The airport was closed for 24 hours from yesterday morning, disrupting 445 flights and some 59,000 passengers, after Mt Agung, which killed hundreds of people in 1963, sent volcanic ash high into the sky, and officials said cancellations could be extended.

“Plumes of smoke are occasionally accompanied by explosive eruptions and the sound of weak blasts that can be heard up to 12km from the peak,” the Disaster Mitigation Agency (BNPB) said in a statement after raising the alert from three to its highest level of four.

“The potential for a larger eruption is imminent,” it said, referring to a visible glow of magma at Mt Agung’s peak overnight, and warning residents to evacuate a danger zone at a radius of 8-10km.

Sutopo, a BNPB spokesman, said there had been no casualties so far and 40,000 people had left the area, but tens of thousands still needed to move.

Video footage shared by the agency showed volcanic mud flows (lahar) on the mountainside. Lahar carrying mud and large boulders can destroy houses, bridges and roads in its path.

“I’m not worried (but) my friends in Russia are a little bit,” said a Russian tourist, who only wanted to be identified as Dmitry, at an observation post in Rendang in Bali’s east.

Indonesia’s Vulcanology and Geological Disaster Mitigation Centre (PVMBG), which is using drones, satellite imagery and other equipment, said predictions were difficult in the absence of instrumental recordings from the last eruption 54 years ago.

In 1963, an eruption of Agung killed more than 1,000 people and razed several villages by hurling out pyroclastic material, hot ash, lava and lahar.

Recordings now show the northeast area of Agung’s peak has swollen in recent weeks “indicating there is fairly strong pressure toward the surface”, PVMBG said.

It warned that if a similar eruption occurred, it could send rocks bigger than fist-size up to 8km from the summit and volcanic gas to a distance of 10km within three minutes.

Some analysis, however, suggests the threat should not be as great this time because “energy at Mt Agung’s magma chamber is not as big” and the ash column only around a quarter as high so far as the 20km reached in 1963, Sutopo said.

Bali airport, about 60km from the volcano, will be closed for 24 hours, its operator said.

The Volcanic Ash Advisory Centre (VAAC) in Darwin, Australia, said ash was “confirmed on the ground” at the airport as well as ash at FL300 (which refers to flight level at 30,000 feet) in the vicinity of the volcano.
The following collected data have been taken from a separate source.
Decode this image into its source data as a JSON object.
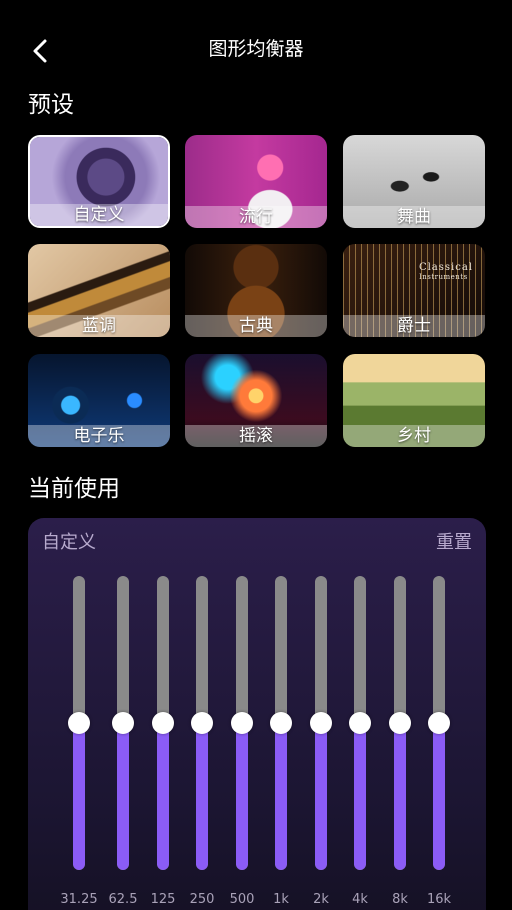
{
  "header": {
    "title": "图形均衡器",
    "back_icon": "chevron-left-icon"
  },
  "presets_title": "预设",
  "presets": [
    {
      "label": "自定义",
      "selected": true
    },
    {
      "label": "流行",
      "selected": false
    },
    {
      "label": "舞曲",
      "selected": false
    },
    {
      "label": "蓝调",
      "selected": false
    },
    {
      "label": "古典",
      "selected": false
    },
    {
      "label": "爵士",
      "selected": false
    },
    {
      "label": "电子乐",
      "selected": false
    },
    {
      "label": "摇滚",
      "selected": false
    },
    {
      "label": "乡村",
      "selected": false
    }
  ],
  "jazz_art_text": {
    "line1": "Classical",
    "line2": "Instruments"
  },
  "current_title": "当前使用",
  "equalizer": {
    "preset_name": "自定义",
    "reset_label": "重置",
    "accent_color": "#8b5cf6",
    "bands": [
      {
        "freq": "31.25",
        "level": 0.5
      },
      {
        "freq": "62.5",
        "level": 0.5
      },
      {
        "freq": "125",
        "level": 0.5
      },
      {
        "freq": "250",
        "level": 0.5
      },
      {
        "freq": "500",
        "level": 0.5
      },
      {
        "freq": "1k",
        "level": 0.5
      },
      {
        "freq": "2k",
        "level": 0.5
      },
      {
        "freq": "4k",
        "level": 0.5
      },
      {
        "freq": "8k",
        "level": 0.5
      },
      {
        "freq": "16k",
        "level": 0.5
      }
    ]
  }
}
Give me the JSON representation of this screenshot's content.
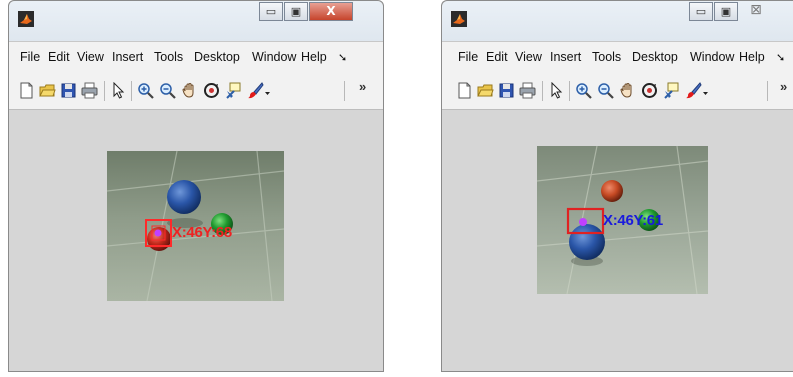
{
  "colors": {
    "window_bg": "#d6d6d6",
    "menubar_bg": "#f2f2f2",
    "close_button": "#c6442c",
    "red_label": "#ee2222",
    "blue_label": "#1a1add"
  },
  "windows": [
    {
      "app_icon": "matlab-figure-icon",
      "controls": {
        "minimize": "▭",
        "maximize": "▣",
        "close": "X"
      },
      "menu": [
        "File",
        "Edit",
        "View",
        "Insert",
        "Tools",
        "Desktop",
        "Window",
        "Help",
        "➘"
      ],
      "toolbar": [
        "new-figure-icon",
        "open-icon",
        "save-icon",
        "print-icon",
        "pointer-icon",
        "zoom-in-icon",
        "zoom-out-icon",
        "pan-hand-icon",
        "rotate-3d-icon",
        "data-cursor-icon",
        "brush-icon",
        "brush-dropdown-icon"
      ],
      "overflow": "»",
      "image": {
        "tracked_ball": "red",
        "balls": [
          "blue",
          "green",
          "red"
        ]
      },
      "tracking_label": "X:46Y:68"
    },
    {
      "app_icon": "matlab-figure-icon",
      "controls": {
        "minimize": "▭",
        "maximize": "▣",
        "close": "⊠"
      },
      "menu": [
        "File",
        "Edit",
        "View",
        "Insert",
        "Tools",
        "Desktop",
        "Window",
        "Help",
        "➘"
      ],
      "toolbar": [
        "new-figure-icon",
        "open-icon",
        "save-icon",
        "print-icon",
        "pointer-icon",
        "zoom-in-icon",
        "zoom-out-icon",
        "pan-hand-icon",
        "rotate-3d-icon",
        "data-cursor-icon",
        "brush-icon",
        "brush-dropdown-icon"
      ],
      "overflow": "»",
      "image": {
        "tracked_ball": "blue",
        "balls": [
          "red",
          "green",
          "blue"
        ]
      },
      "tracking_label": "X:46Y:61"
    }
  ]
}
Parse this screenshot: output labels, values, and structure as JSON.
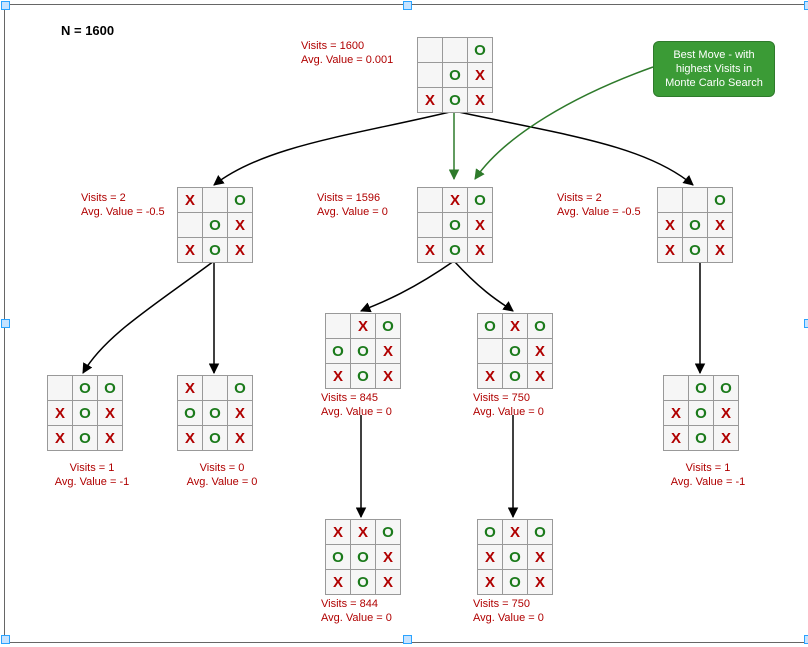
{
  "title": "N = 1600",
  "callout": {
    "line1": "Best Move - with",
    "line2": "highest Visits in",
    "line3": "Monte Carlo Search"
  },
  "nodes": {
    "root": {
      "visits": "Visits = 1600",
      "value": "Avg. Value = 0.001",
      "board": [
        "",
        "",
        "O",
        "",
        "O",
        "X",
        "X",
        "O",
        "X"
      ]
    },
    "l1a": {
      "visits": "Visits = 2",
      "value": "Avg. Value = -0.5",
      "board": [
        "X",
        "",
        "O",
        "",
        "O",
        "X",
        "X",
        "O",
        "X"
      ]
    },
    "l1b": {
      "visits": "Visits = 1596",
      "value": "Avg. Value = 0",
      "board": [
        "",
        "X",
        "O",
        "",
        "O",
        "X",
        "X",
        "O",
        "X"
      ]
    },
    "l1c": {
      "visits": "Visits = 2",
      "value": "Avg. Value = -0.5",
      "board": [
        "",
        "",
        "O",
        "X",
        "O",
        "X",
        "X",
        "O",
        "X"
      ]
    },
    "l2a": {
      "visits": "Visits = 1",
      "value": "Avg. Value = -1",
      "board": [
        "",
        "O",
        "O",
        "X",
        "O",
        "X",
        "X",
        "O",
        "X"
      ]
    },
    "l2b": {
      "visits": "Visits = 0",
      "value": "Avg. Value = 0",
      "board": [
        "X",
        "",
        "O",
        "O",
        "O",
        "X",
        "X",
        "O",
        "X"
      ]
    },
    "l2c": {
      "visits": "Visits = 845",
      "value": "Avg. Value = 0",
      "board": [
        "",
        "X",
        "O",
        "O",
        "O",
        "X",
        "X",
        "O",
        "X"
      ]
    },
    "l2d": {
      "visits": "Visits = 750",
      "value": "Avg. Value = 0",
      "board": [
        "O",
        "X",
        "O",
        "",
        "O",
        "X",
        "X",
        "O",
        "X"
      ]
    },
    "l2e": {
      "visits": "Visits = 1",
      "value": "Avg. Value = -1",
      "board": [
        "",
        "O",
        "O",
        "X",
        "O",
        "X",
        "X",
        "O",
        "X"
      ]
    },
    "l3a": {
      "visits": "Visits = 844",
      "value": "Avg. Value = 0",
      "board": [
        "X",
        "X",
        "O",
        "O",
        "O",
        "X",
        "X",
        "O",
        "X"
      ]
    },
    "l3b": {
      "visits": "Visits = 750",
      "value": "Avg. Value = 0",
      "board": [
        "O",
        "X",
        "O",
        "X",
        "O",
        "X",
        "X",
        "O",
        "X"
      ]
    }
  }
}
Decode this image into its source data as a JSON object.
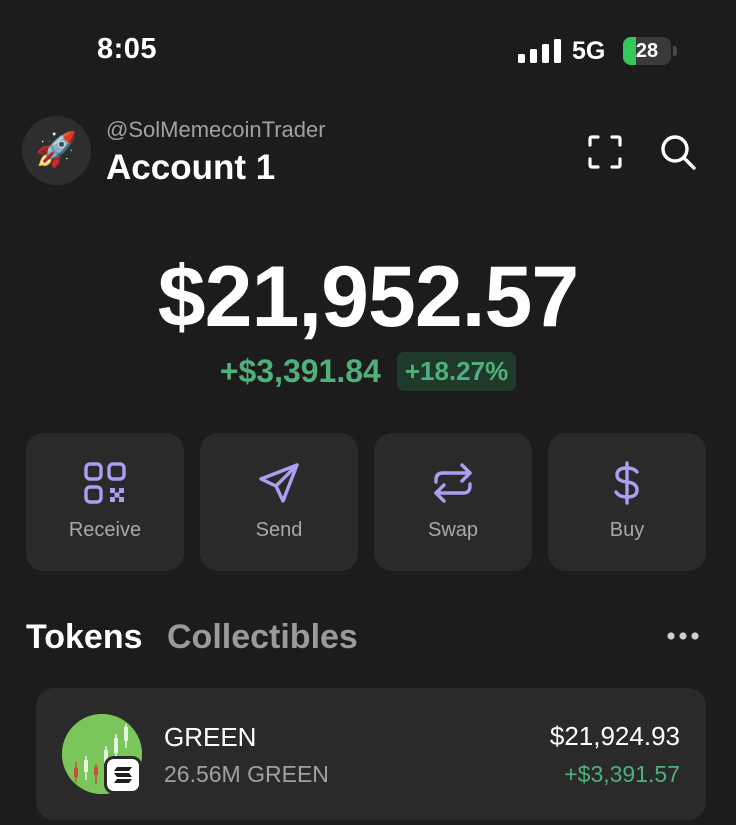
{
  "status_bar": {
    "time": "8:05",
    "network": "5G",
    "battery_level": "28",
    "battery_fraction": 0.28
  },
  "account": {
    "username": "@SolMemecoinTrader",
    "name": "Account 1",
    "avatar_emoji": "🚀"
  },
  "header_icons": {
    "scan": "scan-icon",
    "search": "search-icon"
  },
  "balance": {
    "total": "$21,952.57",
    "change_amount": "+$3,391.84",
    "change_percent": "+18.27%"
  },
  "actions": [
    {
      "label": "Receive",
      "icon": "qr-code-icon"
    },
    {
      "label": "Send",
      "icon": "send-icon"
    },
    {
      "label": "Swap",
      "icon": "swap-icon"
    },
    {
      "label": "Buy",
      "icon": "dollar-icon"
    }
  ],
  "tabs": [
    {
      "label": "Tokens",
      "active": true
    },
    {
      "label": "Collectibles",
      "active": false
    }
  ],
  "tokens": [
    {
      "name": "GREEN",
      "amount": "26.56M GREEN",
      "value": "$21,924.93",
      "change": "+$3,391.57",
      "chain_badge": "solana-badge-icon"
    }
  ],
  "colors": {
    "background": "#1c1c1c",
    "card": "#2a2a2a",
    "accent": "#ab9ff2",
    "positive": "#4fb07a",
    "positive_bg": "#1f3a2a",
    "battery": "#34c759"
  }
}
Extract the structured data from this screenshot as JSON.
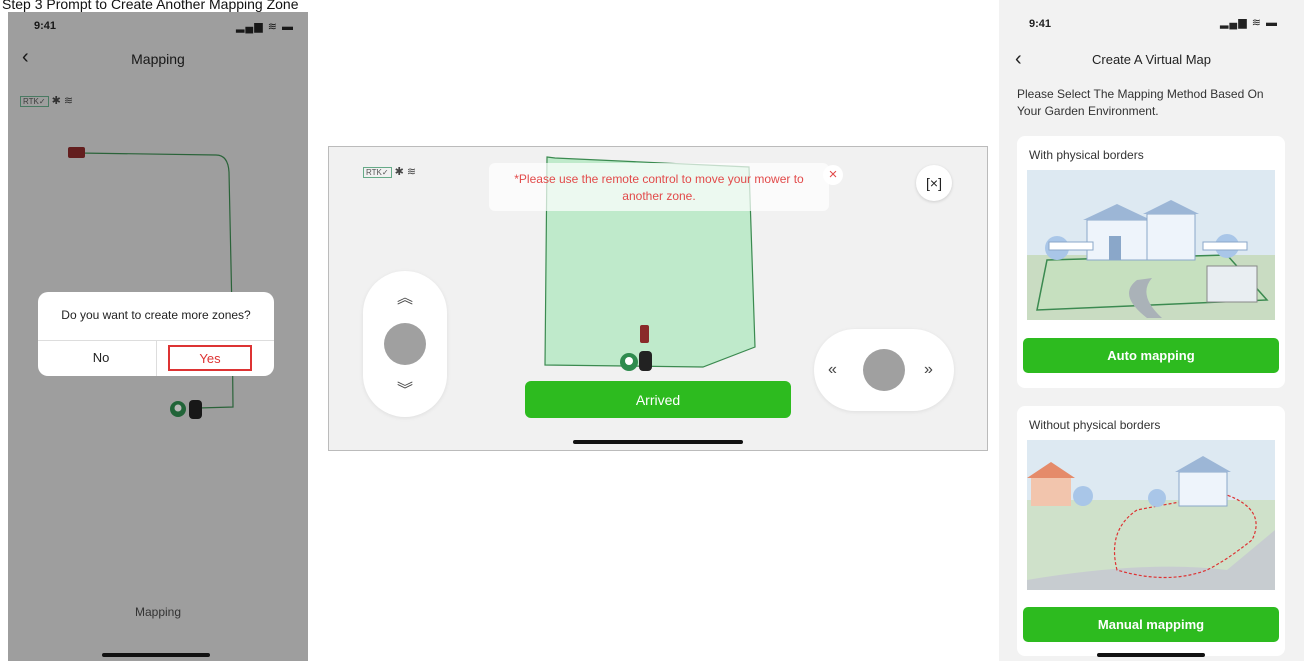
{
  "page": {
    "label": "Step 3 Prompt to Create Another Mapping Zone"
  },
  "phone1": {
    "status_time": "9:41",
    "title": "Mapping",
    "rtk_label": "RTK",
    "dialog": {
      "question": "Do you want to create more zones?",
      "no_label": "No",
      "yes_label": "Yes"
    },
    "bottom_label": "Mapping"
  },
  "landscape": {
    "rtk_label": "RTK",
    "toast_message": "*Please use the remote control to move your mower to another zone.",
    "toast_close_glyph": "×",
    "exit_glyph": "[×]",
    "arrived_label": "Arrived"
  },
  "phone3": {
    "status_time": "9:41",
    "title": "Create A Virtual Map",
    "instruction": "Please Select The Mapping Method Based On Your Garden Environment.",
    "cards": [
      {
        "title": "With physical borders",
        "button_label": "Auto mapping"
      },
      {
        "title": "Without physical borders",
        "button_label": "Manual mappimg"
      }
    ]
  },
  "colors": {
    "accent_green": "#2dbb1f",
    "alert_red": "#e24a4a",
    "zone_fill": "#bfeacb"
  }
}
Ash is expected to cover much of Bali, parts of the neighbouring islands of Lombok and Java as winds blow to the southwest, VACC maps indicated.

Ten alternative airports have been prepared for airlines to divert inbound flights, including in neighbouring provinces. The airport operator said it was providing buses to take travellers to ferry ports for alternative travel arrangements.